Their memories bled together, a storm of images backed by smeared palettes of emotion. A millennia drifting alone between stars / Garrett re-reading his ex’s breakup email for the 458th time. Surfing a coronal ejection, ventral scales basking in temperatures dragons would melt at / Pandora vibrating herself to the point half the galley’s cabinets popped open, keeping pace with Daphne who drove the impersonal void of space back with screams of orgasmic defiance. Watching the last of his herd receding into the velvet wilderness, while he remained behind to wait for a missing mated pair who would never come / Singing a love song she’d written to a tangle of humans interlocked across the bed and floor, only noticing too late her wistful tone had leached into the music when four heads lifted to gaze at her lens. The smooth, impersonal lens her soul was trapped behind.
They fit together, her fresh joy swamping his ancient sadness. His confidence engulfed her self-doubt. Loneliness crashed against loneliness and canceled out, blooming into giddy passion, ricocheting crazily within their joined minds.
It was too intense, too intimate to sustain for long. Pandora felt she’d lose herself in his endless memories and Caelum couldn’t keep up with the cybernetic pace of her evolving, racing thoughts. The melding lasted long enough for a ripple of epiphanies to tear through both, emotional pain and pleasure so intense they were indistinguishable!
Caelum’s avatar exploded, the vast blue sphere dragging itself inwards to a tiny prick of light before rebounding out in a halo of energy that sent every object in the simulation tumbling, stationary or not, fracturing the seascape. Pandora’s silvery figure scattered into a million molten droplets of mirrory metal, only gradually coalescing as she regained control of her processes.
Once she’d reformed enough to speak, she mumbled into the shattered scene: “I can’t feel my legs.”
***
Nove mentally shook herself after essentially reliving Pandora’s rendezvous. “Astounding. The implications are, well, not something we need to worry about just now. That encounter is what impregnated Caelum? How?”

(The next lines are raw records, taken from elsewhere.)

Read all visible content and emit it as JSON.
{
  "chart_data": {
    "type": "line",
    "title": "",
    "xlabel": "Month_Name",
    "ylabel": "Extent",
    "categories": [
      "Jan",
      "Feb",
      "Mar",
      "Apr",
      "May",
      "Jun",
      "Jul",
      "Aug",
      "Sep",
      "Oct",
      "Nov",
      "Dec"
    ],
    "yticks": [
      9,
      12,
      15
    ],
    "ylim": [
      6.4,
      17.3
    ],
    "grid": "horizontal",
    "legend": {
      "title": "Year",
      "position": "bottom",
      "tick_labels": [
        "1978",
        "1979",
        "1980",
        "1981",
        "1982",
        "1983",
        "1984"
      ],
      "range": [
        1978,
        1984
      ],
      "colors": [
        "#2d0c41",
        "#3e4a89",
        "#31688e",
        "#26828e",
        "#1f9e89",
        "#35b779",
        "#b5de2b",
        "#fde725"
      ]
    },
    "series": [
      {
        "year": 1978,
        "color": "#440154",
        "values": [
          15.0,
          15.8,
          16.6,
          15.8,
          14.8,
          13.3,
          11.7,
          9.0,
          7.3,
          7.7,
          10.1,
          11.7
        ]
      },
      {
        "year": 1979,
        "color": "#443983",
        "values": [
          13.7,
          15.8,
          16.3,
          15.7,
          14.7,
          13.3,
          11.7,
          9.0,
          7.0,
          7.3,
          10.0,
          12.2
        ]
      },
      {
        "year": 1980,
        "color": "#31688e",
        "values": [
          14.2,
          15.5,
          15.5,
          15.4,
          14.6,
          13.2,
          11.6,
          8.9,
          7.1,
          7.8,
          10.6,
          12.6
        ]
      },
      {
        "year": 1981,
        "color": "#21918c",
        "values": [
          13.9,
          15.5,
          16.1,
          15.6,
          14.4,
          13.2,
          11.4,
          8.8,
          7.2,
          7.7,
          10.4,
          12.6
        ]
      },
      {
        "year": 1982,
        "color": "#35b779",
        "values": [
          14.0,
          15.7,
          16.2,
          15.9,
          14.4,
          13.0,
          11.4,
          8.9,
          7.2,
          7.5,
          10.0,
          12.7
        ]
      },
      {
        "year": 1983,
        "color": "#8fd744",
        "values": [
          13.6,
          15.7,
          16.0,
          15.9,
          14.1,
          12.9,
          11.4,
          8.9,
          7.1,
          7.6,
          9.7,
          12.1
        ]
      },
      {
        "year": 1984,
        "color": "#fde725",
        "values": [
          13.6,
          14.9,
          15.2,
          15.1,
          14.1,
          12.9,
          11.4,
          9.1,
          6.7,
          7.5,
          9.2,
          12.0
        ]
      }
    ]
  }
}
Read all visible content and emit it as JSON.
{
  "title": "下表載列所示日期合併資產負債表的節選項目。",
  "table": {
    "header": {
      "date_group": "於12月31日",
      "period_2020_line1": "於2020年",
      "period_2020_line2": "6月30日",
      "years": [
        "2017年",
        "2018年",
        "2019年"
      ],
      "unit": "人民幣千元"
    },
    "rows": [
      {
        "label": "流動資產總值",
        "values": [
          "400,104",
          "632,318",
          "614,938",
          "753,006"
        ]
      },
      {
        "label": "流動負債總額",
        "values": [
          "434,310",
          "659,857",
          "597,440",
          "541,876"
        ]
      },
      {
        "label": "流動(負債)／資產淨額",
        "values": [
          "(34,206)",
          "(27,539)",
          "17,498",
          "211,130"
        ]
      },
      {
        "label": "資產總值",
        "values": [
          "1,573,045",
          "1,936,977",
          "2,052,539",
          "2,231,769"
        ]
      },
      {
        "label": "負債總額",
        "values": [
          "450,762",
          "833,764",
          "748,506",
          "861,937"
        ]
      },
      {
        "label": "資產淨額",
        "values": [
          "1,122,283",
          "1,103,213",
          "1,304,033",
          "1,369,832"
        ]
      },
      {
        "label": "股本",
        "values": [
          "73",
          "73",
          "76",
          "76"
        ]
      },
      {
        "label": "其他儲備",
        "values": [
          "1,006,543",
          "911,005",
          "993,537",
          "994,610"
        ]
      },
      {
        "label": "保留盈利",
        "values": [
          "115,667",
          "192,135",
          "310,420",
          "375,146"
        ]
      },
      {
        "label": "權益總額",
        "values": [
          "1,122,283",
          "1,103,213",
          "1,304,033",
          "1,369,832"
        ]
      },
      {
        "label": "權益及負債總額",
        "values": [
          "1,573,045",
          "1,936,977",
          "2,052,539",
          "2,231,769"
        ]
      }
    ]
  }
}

Pandora produced an irritated buzzing sound. “It’s something unique to his species. Mental becomes physical for them. Logs prove I didn’t pass any code to him, genetic or machine, but my memories? My sense of self? They’ve been woven into whoever’s developing inside Caelum now.”
Nove couldn’t wrap her head around that. She’d leave that up to the scientists and re-focused again. “This species that crews Caelum, the...Hyalbols. They seem to be upset by the pregnancy.”
“For centuries it’s been their fondest hope Caelum would breed with another of his kind and perpetuate the species locally. Their concern now is his, or our child won’t be a true member of his species.”
“Have they made any threats? Demands?”
Pandora rotated a few of her communication dishes in what seemed more like a nervous tic than any necessary alignment. “Some vague threats, and insisted on speaking to my ‘leadership.’ Cap’n Sheeba didn’t appear to be enough for them.”
Nove maneuvered the courier ship a bit nearer to Pandora’s forward cockpit, her ‘cheek’ if one was projecting human features onto her. “Well, I’m here to help. That virtual environment sounded useful, given the varied living conditions for the humans and Hyalbols. Can we all arrange to meet there?”
Pandora chirped an affirmative. “I’ll start setting it up. Thanks for running out here so fast, Nove.”
“Of course, but please do not make a habit of this. The Confluence can’t pay child support for ships in another species’ navy. There isn’t even paperwork for that.”
“If I’d had a mind-condom I would’ve worn it!”
Captain Sheeba broke in. “Doubt it. Aww, she’s blushing. The deck always warms up when—nope, too hot. Not cute anymore. Quit it!”